123savethewhales wrote:
If we are to take out brain as part of adaptation, we would need to take out things like eating, walking, and every other behaviors requiring the brain. Likewise if you included the physical brain, we would have to include all the behaviors that comes out of it, including human reasoning. We don't just get that out of nowhere, the 6 layers of neo cortex is required for humans to behave like humans.

I am most definitely NOT "taking out the brain" as an adaptation. I'm merely saying that just because the brain is an adaptation, it doesn't follow that everything the brain allows us to do is an adaptation.

123savethewhales wrote:
To put it short, evolution never evolve behavioral traits, only physical parts that are responsible for those traits.

Sorry, this is just dead wrong. Evolution most definitely does evolve behavioral traits. In fact, the behavior is the most selectable aspect because it's the most "visible" to natural selection.
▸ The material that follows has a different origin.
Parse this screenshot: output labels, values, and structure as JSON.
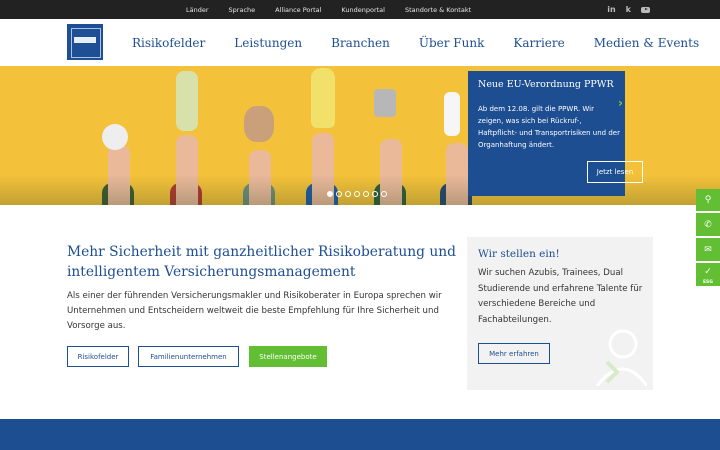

Of course any behavior has a neurological substrate underlying it, but it is the behavior itself which is selected for.

123savethewhales wrote:
There are no planning in evolution. If a physical part happens to come with other side functions that work, then it get pass on.

Yes...I agree there is no "planning" (in the sense of foresight) in evolution. I have never subscribed to such a notion.


"Sit down before fact like a little child, and be prepared to give up every preconceived notion. Follow humbly wherever and to whatever abyss Nature leads, or you shall learn nothing."